Chaud devant. Brûlant comme une météorite, voici un roman écrit par une jeune mexicaine d’à peine vingt ans qui arrive pile poil pour ouvrir une brèche dans le mur de 1600 km que Trump et sa bande de suprémacistes blancs veulent ériger le long de la frontière.

Roman d’une jeune fille donc, mais bourré de testostérone puisque c’est Liborio, un ado tourmenté branché sur piles inusables à cent mille volts, qui est le narrateur de sa propre histoire. Loser magnifique, orphelin, clandestin dans une ville-frontière côté USA, on le découvre au début de son récit travaillant pour deux sous dans une librairie branlante, avec un boss haut en couleurs qui l’insulte copieusement tout en essayant de lui faire comprendre la magie des livres. « J’en chiais sang et eau, parce que lire, bordel, ça fait mal aux yeux au début, mais petit à petit l’âme se fait contaminer. »

Bien sûr il est fou amoureux de la fille qui habite l’immeuble d’en face, la gisquette comme il dit, et lorsque l’occasion lui est donnée de la défendre, il va faire parler ses poings, qui sont de la dynamite et dont il pourrait peut-être se servir à meilleur escient… Les gringos, les crevards et les kékés peuvent bien le traiter de sale peau-rouge, tout ce qu’il veut Liborio, c’est qu’on le respecte.

On va alors assister à une descente dans la nuit sombre suivie d’une remontée vers la lumière au contact de quelques personnages dont il va finir par accepter la main tendue. Le tout entrecoupé de flash-backs sur son enfance, sa traversée à la nage du Rio Grande et d’autres épisodes dingues où il a frôlé la mort pour échapper aux flics et aux racistes de tout poil.

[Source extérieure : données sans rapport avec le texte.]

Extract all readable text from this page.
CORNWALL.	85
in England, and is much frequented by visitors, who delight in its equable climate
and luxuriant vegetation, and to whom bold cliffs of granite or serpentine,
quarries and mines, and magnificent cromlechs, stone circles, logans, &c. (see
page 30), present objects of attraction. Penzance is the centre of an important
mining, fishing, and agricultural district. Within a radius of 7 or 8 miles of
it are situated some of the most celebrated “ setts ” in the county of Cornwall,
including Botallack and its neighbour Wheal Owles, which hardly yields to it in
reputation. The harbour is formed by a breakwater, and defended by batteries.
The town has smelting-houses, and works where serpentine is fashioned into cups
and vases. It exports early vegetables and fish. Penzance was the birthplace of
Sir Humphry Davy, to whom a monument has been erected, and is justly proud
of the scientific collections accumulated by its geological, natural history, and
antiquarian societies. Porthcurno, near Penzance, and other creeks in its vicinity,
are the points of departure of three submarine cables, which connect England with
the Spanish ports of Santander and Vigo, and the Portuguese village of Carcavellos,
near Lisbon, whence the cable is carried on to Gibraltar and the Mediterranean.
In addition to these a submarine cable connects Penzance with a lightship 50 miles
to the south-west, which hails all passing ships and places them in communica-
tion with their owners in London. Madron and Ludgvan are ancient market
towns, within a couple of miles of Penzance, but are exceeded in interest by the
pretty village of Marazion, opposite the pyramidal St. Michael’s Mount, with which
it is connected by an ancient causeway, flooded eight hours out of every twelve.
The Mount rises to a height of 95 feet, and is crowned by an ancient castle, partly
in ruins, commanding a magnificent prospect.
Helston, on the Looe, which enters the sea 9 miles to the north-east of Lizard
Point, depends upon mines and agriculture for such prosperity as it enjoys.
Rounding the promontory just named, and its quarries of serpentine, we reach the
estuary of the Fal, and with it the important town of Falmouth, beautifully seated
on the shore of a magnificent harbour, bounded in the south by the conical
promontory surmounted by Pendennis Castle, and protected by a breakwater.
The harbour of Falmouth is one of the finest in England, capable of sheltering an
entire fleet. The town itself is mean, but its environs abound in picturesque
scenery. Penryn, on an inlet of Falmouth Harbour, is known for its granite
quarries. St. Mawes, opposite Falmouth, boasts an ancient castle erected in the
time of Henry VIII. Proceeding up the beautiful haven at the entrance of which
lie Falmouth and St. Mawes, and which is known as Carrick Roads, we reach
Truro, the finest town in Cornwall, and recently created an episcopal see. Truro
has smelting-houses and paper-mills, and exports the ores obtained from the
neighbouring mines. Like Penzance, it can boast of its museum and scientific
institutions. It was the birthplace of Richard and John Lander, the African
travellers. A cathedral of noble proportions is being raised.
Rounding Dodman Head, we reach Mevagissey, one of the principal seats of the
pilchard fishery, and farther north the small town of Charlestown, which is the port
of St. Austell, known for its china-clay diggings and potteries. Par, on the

Roman d’initiation qui fonce tête baissée dans le maelstrom des sentiments adolescents et rendu par une langue sauvage et indomptée, Aura Xilonen fait tour à tour penser à Salinger, à John Fante (Ask the Dust bien sûr), à Ken Saro Wiwa, à Junot Diaz, le tout pimenté à sa sauce et hérissé d’épines de cactus. Un style sans fioritures, parfois grossier même, mais qui impose au langage des torsions et des contorsions aussi novatrices qu’explosives. Applaudissons d’ailleurs au passage le travail titanesque au niveau de la traduction.

Si vous n’avez pas froid aux yeux et êtes avide de mots nouveaux, ce roman est pour vous. Une petite pépite qui brille dans le désert et encore une belle surprise des éditions Liana Levi. Il faudrait juste que quelqu’un pense à appeler Innaritu ou les frères Coen pour les droits cinématographiques.

Didier.

Gabacho. Aura Xilonen. Editions Liana Levi. 360 pages. 22 euros.